Live music and the silver screen
WHAT’S JOAN of Arc got to do with Buster Keaton? Don’t worry. It’s nothing obvious, because it’s personal to me. It was a Cork Film Festival screening of Carl Dreyer’s 1928 film The Passion of Joan of Arc that introduced me to movies with live orchestral accompaniment back in the 1980s. And on Saturday, at Galway Arts Festival, Buster Keaton’s 1921 film The Haunted House became the first film I’ve seen with live accompaniment by a string quartet.
To be honest, I never would have predicted the kind of venture the RTÉ Concert Orchestra embarked on in Cork would have a future. But it had. Philip Glass has been a major player, and Ireland has seen screenings of Godfrey Reggio’s Koyaanisqatsi with the Philip Glass Ensemble at the Belfast Festival, and Tod Browning’s Dracula at the NCH with the Kronos Quartet. AL and AL’s Icarus at the Edge of Time, again with music by Glass, was screened at the NCH earlier this month, with live narration (Louis Lovett) as well as live music (the RTÉ NSO, no less). Glass also made an opera out of Jean Cocteau’s La Belle et la Bête (also seen in Belfast), in which the composer removed the original soundtrack and music, and replaced them with material of his own.The RTÉCO has also been involved in playing live for screenings of the films from Peter Jackson’s The Lord of the Rings trilogy – the next instalment is scheduled for the O2 at the end of October – and, leaving orchestras aside, there have been any number of silent classics screened in churches with the full resources of the organ used in improvised accompaniments.

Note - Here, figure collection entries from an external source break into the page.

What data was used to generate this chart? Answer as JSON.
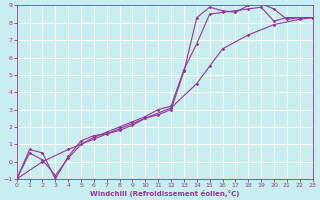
{
  "xlabel": "Windchill (Refroidissement éolien,°C)",
  "xlim": [
    0,
    23
  ],
  "ylim": [
    -1,
    9
  ],
  "xticks": [
    0,
    1,
    2,
    3,
    4,
    5,
    6,
    7,
    8,
    9,
    10,
    11,
    12,
    13,
    14,
    15,
    16,
    17,
    18,
    19,
    20,
    21,
    22,
    23
  ],
  "yticks": [
    -1,
    0,
    1,
    2,
    3,
    4,
    5,
    6,
    7,
    8,
    9
  ],
  "bg_color": "#c8eef0",
  "grid_color": "#b8dde0",
  "line_color": "#993399",
  "line1_x": [
    0,
    1,
    2,
    3,
    4,
    5,
    6,
    7,
    8,
    9,
    10,
    11,
    12,
    13,
    14,
    15,
    16,
    17,
    18,
    19,
    20,
    21,
    22,
    23
  ],
  "line1_y": [
    -1.0,
    0.7,
    0.5,
    -1.0,
    0.3,
    1.2,
    1.5,
    1.6,
    1.8,
    2.1,
    2.5,
    2.7,
    3.0,
    5.2,
    8.3,
    8.9,
    8.7,
    8.6,
    9.0,
    9.1,
    8.8,
    8.2,
    8.3,
    8.3
  ],
  "line2_x": [
    0,
    1,
    2,
    3,
    4,
    5,
    6,
    7,
    8,
    9,
    10,
    11,
    12,
    13,
    14,
    15,
    16,
    17,
    18,
    19,
    20,
    21,
    22,
    23
  ],
  "line2_y": [
    -1.0,
    0.5,
    0.1,
    -0.8,
    0.2,
    1.0,
    1.4,
    1.7,
    2.0,
    2.3,
    2.6,
    3.0,
    3.2,
    5.3,
    6.8,
    8.5,
    8.6,
    8.7,
    8.8,
    8.9,
    8.1,
    8.3,
    8.3,
    8.3
  ],
  "line3_x": [
    0,
    2,
    4,
    6,
    8,
    10,
    12,
    14,
    15,
    16,
    18,
    20,
    22,
    23
  ],
  "line3_y": [
    -1.0,
    0.0,
    0.7,
    1.3,
    1.9,
    2.5,
    3.1,
    4.5,
    5.5,
    6.5,
    7.3,
    7.9,
    8.2,
    8.3
  ]
}
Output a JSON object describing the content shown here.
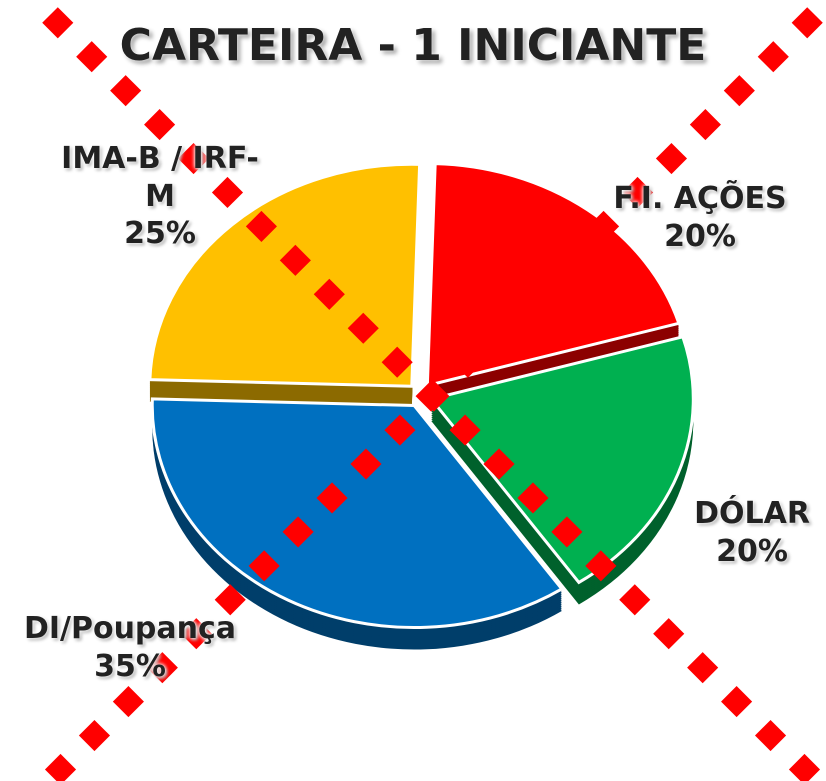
{
  "chart_data": {
    "type": "pie",
    "title": "CARTEIRA - 1 INICIANTE",
    "categories": [
      "F.I. AÇÕES",
      "DÓLAR",
      "DI/Poupança",
      "IMA-B / IRF-M"
    ],
    "values": [
      20,
      20,
      35,
      25
    ],
    "value_labels": [
      "20%",
      "20%",
      "35%",
      "25%"
    ],
    "colors": [
      "#ff0000",
      "#00b050",
      "#0070c0",
      "#ffc000"
    ]
  }
}
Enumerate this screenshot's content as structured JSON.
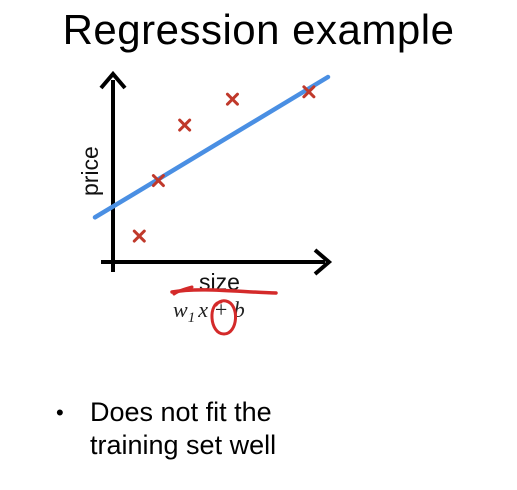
{
  "slide": {
    "title": "Regression example",
    "bullets": [
      "Does not fit the training set well"
    ]
  },
  "figure": {
    "xlabel": "size",
    "ylabel": "price",
    "model": {
      "w": "w",
      "sub": "1",
      "x": "x",
      "rest": " + b"
    },
    "points": [
      {
        "x": 1.1,
        "y": 0.7
      },
      {
        "x": 1.9,
        "y": 2.2
      },
      {
        "x": 3.0,
        "y": 3.7
      },
      {
        "x": 5.0,
        "y": 4.4
      },
      {
        "x": 8.2,
        "y": 4.6
      }
    ],
    "fit_line": {
      "x": [
        0,
        9.0
      ],
      "y": [
        1.45,
        5.0
      ]
    },
    "domain": {
      "x": [
        0,
        9.0
      ],
      "y": [
        0,
        5.0
      ]
    },
    "colors": {
      "points": "#c0392b",
      "fit_line": "#4a8fe3",
      "axes": "#000000",
      "annotation": "#d42a2a"
    }
  }
}
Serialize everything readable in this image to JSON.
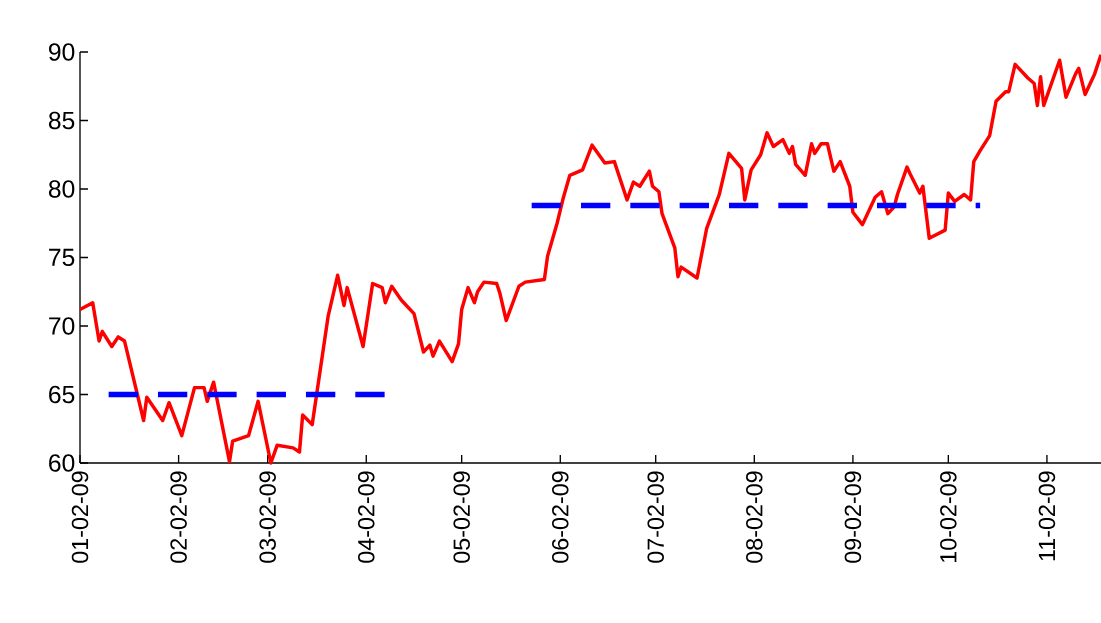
{
  "chart_data": {
    "type": "line",
    "xlim": [
      "2009-01-02",
      "2009-11-19"
    ],
    "ylim": [
      60,
      90
    ],
    "xticks": [
      {
        "value": "2009-01-02",
        "label": "01-02-09"
      },
      {
        "value": "2009-02-02",
        "label": "02-02-09"
      },
      {
        "value": "2009-03-02",
        "label": "03-02-09"
      },
      {
        "value": "2009-04-02",
        "label": "04-02-09"
      },
      {
        "value": "2009-05-02",
        "label": "05-02-09"
      },
      {
        "value": "2009-06-02",
        "label": "06-02-09"
      },
      {
        "value": "2009-07-02",
        "label": "07-02-09"
      },
      {
        "value": "2009-08-02",
        "label": "08-02-09"
      },
      {
        "value": "2009-09-02",
        "label": "09-02-09"
      },
      {
        "value": "2009-10-02",
        "label": "10-02-09"
      },
      {
        "value": "2009-11-02",
        "label": "11-02-09"
      }
    ],
    "yticks": [
      60,
      65,
      70,
      75,
      80,
      85,
      90
    ],
    "series": [
      {
        "color": "#ff0000",
        "line_style": "solid",
        "x": [
          "2009-01-02",
          "2009-01-06",
          "2009-01-08",
          "2009-01-09",
          "2009-01-12",
          "2009-01-14",
          "2009-01-16",
          "2009-01-22",
          "2009-01-23",
          "2009-01-28",
          "2009-01-30",
          "2009-02-03",
          "2009-02-07",
          "2009-02-10",
          "2009-02-11",
          "2009-02-13",
          "2009-02-18",
          "2009-02-19",
          "2009-02-24",
          "2009-02-27",
          "2009-03-03",
          "2009-03-05",
          "2009-03-10",
          "2009-03-12",
          "2009-03-13",
          "2009-03-16",
          "2009-03-21",
          "2009-03-24",
          "2009-03-26",
          "2009-03-27",
          "2009-04-01",
          "2009-04-04",
          "2009-04-07",
          "2009-04-08",
          "2009-04-10",
          "2009-04-13",
          "2009-04-17",
          "2009-04-20",
          "2009-04-22",
          "2009-04-23",
          "2009-04-25",
          "2009-04-29",
          "2009-05-01",
          "2009-05-02",
          "2009-05-04",
          "2009-05-06",
          "2009-05-07",
          "2009-05-09",
          "2009-05-13",
          "2009-05-14",
          "2009-05-16",
          "2009-05-20",
          "2009-05-22",
          "2009-05-28",
          "2009-05-29",
          "2009-06-01",
          "2009-06-03",
          "2009-06-05",
          "2009-06-09",
          "2009-06-12",
          "2009-06-16",
          "2009-06-19",
          "2009-06-23",
          "2009-06-25",
          "2009-06-27",
          "2009-06-30",
          "2009-07-01",
          "2009-07-03",
          "2009-07-04",
          "2009-07-08",
          "2009-07-09",
          "2009-07-10",
          "2009-07-15",
          "2009-07-18",
          "2009-07-22",
          "2009-07-25",
          "2009-07-29",
          "2009-07-30",
          "2009-08-01",
          "2009-08-04",
          "2009-08-06",
          "2009-08-08",
          "2009-08-11",
          "2009-08-13",
          "2009-08-14",
          "2009-08-15",
          "2009-08-18",
          "2009-08-20",
          "2009-08-21",
          "2009-08-23",
          "2009-08-25",
          "2009-08-27",
          "2009-08-29",
          "2009-09-01",
          "2009-09-02",
          "2009-09-05",
          "2009-09-09",
          "2009-09-11",
          "2009-09-13",
          "2009-09-15",
          "2009-09-16",
          "2009-09-19",
          "2009-09-20",
          "2009-09-23",
          "2009-09-24",
          "2009-09-26",
          "2009-10-01",
          "2009-10-02",
          "2009-10-04",
          "2009-10-07",
          "2009-10-09",
          "2009-10-10",
          "2009-10-12",
          "2009-10-15",
          "2009-10-17",
          "2009-10-20",
          "2009-10-21",
          "2009-10-23",
          "2009-10-27",
          "2009-10-29",
          "2009-10-30",
          "2009-10-31",
          "2009-11-01",
          "2009-11-06",
          "2009-11-08",
          "2009-11-11",
          "2009-11-12",
          "2009-11-14",
          "2009-11-17",
          "2009-11-19"
        ],
        "values": [
          71.2,
          71.7,
          68.9,
          69.6,
          68.5,
          69.2,
          68.9,
          63.1,
          64.8,
          63.1,
          64.4,
          62.0,
          65.5,
          65.5,
          64.5,
          65.9,
          60.1,
          61.6,
          62.0,
          64.5,
          60.0,
          61.3,
          61.1,
          60.8,
          63.5,
          62.8,
          70.7,
          73.7,
          71.5,
          72.8,
          68.5,
          73.1,
          72.8,
          71.7,
          72.9,
          71.9,
          70.9,
          68.1,
          68.6,
          67.8,
          68.9,
          67.4,
          68.7,
          71.2,
          72.8,
          71.7,
          72.5,
          73.2,
          73.1,
          72.4,
          70.4,
          72.9,
          73.2,
          73.4,
          75.1,
          77.5,
          79.4,
          81.0,
          81.4,
          83.2,
          81.9,
          82.0,
          79.2,
          80.5,
          80.2,
          81.3,
          80.2,
          79.8,
          78.2,
          75.7,
          73.6,
          74.3,
          73.5,
          77.1,
          79.6,
          82.6,
          81.5,
          79.2,
          81.4,
          82.5,
          84.1,
          83.1,
          83.6,
          82.6,
          83.1,
          81.8,
          81.0,
          83.3,
          82.6,
          83.3,
          83.3,
          81.3,
          82.0,
          80.2,
          78.3,
          77.4,
          79.4,
          79.8,
          78.2,
          78.7,
          79.6,
          81.6,
          81.1,
          79.7,
          80.2,
          76.4,
          77.0,
          79.7,
          79.1,
          79.6,
          79.2,
          82.0,
          82.8,
          83.9,
          86.4,
          87.1,
          87.1,
          89.1,
          88.1,
          87.7,
          86.1,
          88.2,
          86.1,
          89.4,
          86.7,
          88.4,
          88.8,
          86.9,
          88.4,
          89.8
        ]
      },
      {
        "color": "#0000ff",
        "line_style": "dashed",
        "x": [
          "2009-01-11",
          "2009-04-08"
        ],
        "values": [
          65,
          65
        ]
      },
      {
        "color": "#0000ff",
        "line_style": "dashed",
        "x": [
          "2009-05-24",
          "2009-10-12"
        ],
        "values": [
          78.8,
          78.8
        ]
      }
    ]
  }
}
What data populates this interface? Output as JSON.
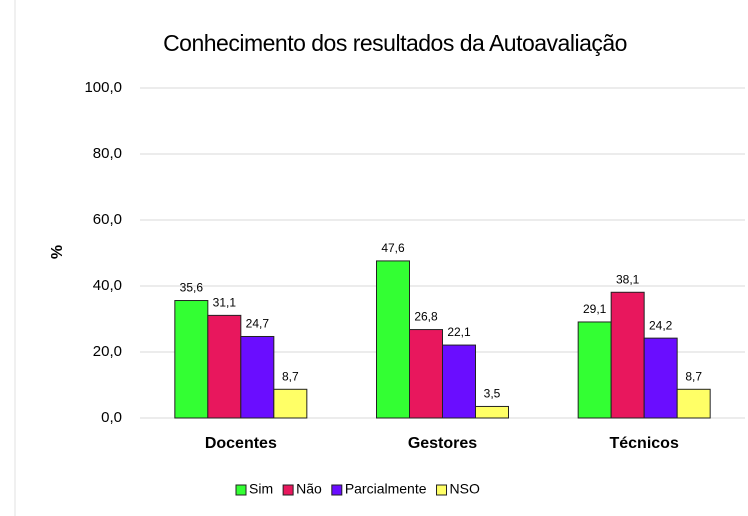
{
  "chart_data": {
    "type": "bar",
    "title": "Conhecimento dos resultados da Autoavaliação",
    "ylabel": "%",
    "categories": [
      "Docentes",
      "Gestores",
      "Técnicos"
    ],
    "series": [
      {
        "name": "Sim",
        "color": "#33ff33",
        "values": [
          35.6,
          47.6,
          29.1
        ],
        "value_labels": [
          "35,6",
          "47,6",
          "29,1"
        ]
      },
      {
        "name": "Não",
        "color": "#e8175d",
        "values": [
          31.1,
          26.8,
          38.1
        ],
        "value_labels": [
          "31,1",
          "26,8",
          "38,1"
        ]
      },
      {
        "name": "Parcialmente",
        "color": "#6a0dff",
        "values": [
          24.7,
          22.1,
          24.2
        ],
        "value_labels": [
          "24,7",
          "22,1",
          "24,2"
        ]
      },
      {
        "name": "NSO",
        "color": "#ffff66",
        "values": [
          8.7,
          3.5,
          8.7
        ],
        "value_labels": [
          "8,7",
          "3,5",
          "8,7"
        ]
      }
    ],
    "ylim": [
      0,
      100
    ],
    "yticks": [
      {
        "value": 0,
        "label": "0,0"
      },
      {
        "value": 20,
        "label": "20,0"
      },
      {
        "value": 40,
        "label": "40,0"
      },
      {
        "value": 60,
        "label": "60,0"
      },
      {
        "value": 80,
        "label": "80,0"
      },
      {
        "value": 100,
        "label": "100,0"
      }
    ],
    "grid": true,
    "legend": "bottom"
  }
}
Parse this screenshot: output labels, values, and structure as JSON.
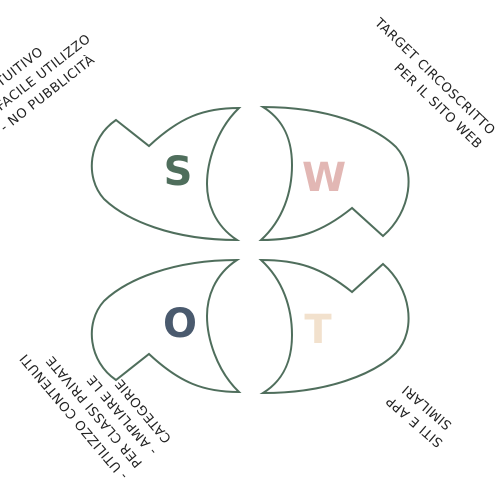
{
  "colors": {
    "outline": "#4f6e5c",
    "s": "#4f6e5c",
    "w": "#e2b7b4",
    "o": "#4a5a6e",
    "t": "#f2e1cd"
  },
  "quadrants": {
    "s": {
      "letter": "S",
      "notes": [
        "- INTUITIVO",
        "- FACILE UTILIZZO",
        "- NO PUBBLICITÀ"
      ]
    },
    "w": {
      "letter": "W",
      "notes": [
        "TARGET CIRCOSCRITTO",
        "PER IL SITO WEB"
      ]
    },
    "o": {
      "letter": "O",
      "notes": [
        "- UTILIZZO CONTENUTI",
        "PER CLASSI PRIVATE",
        "- AMPLIARE LE",
        "CATEGORIE"
      ]
    },
    "t": {
      "letter": "T",
      "notes": [
        "SITI E APP",
        "SIMILARI"
      ]
    }
  }
}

It’s a peculiar anomaly that we talk of silent films, because, of course, they were anything but silent. Music was a crucial part of the deal. In a world where gramophones were a luxury and radio shows were part of the future, cinemas were an important conduit for music. Some of it was just anodyne fodder, but, especially in smaller communities, cinemas were significant in the dissemination of newly popular tunes.
Cinemas were also important musical employers. Not everyone who sat at a cinema organ was restricted to that particular line of work. Philip Dore, who in the 1930s was the organist of the Savoy Cinema, had before that been the organist of Mullingar Cathedral, and was later the director of music at Brighton College, and director of music and organist at Ampleforth Abbey and College. If you’re lucky you might find his recordings of Mendelssohn’s complete organ sonatas, issued in the early 1970s, in a second-hand record or charity shop.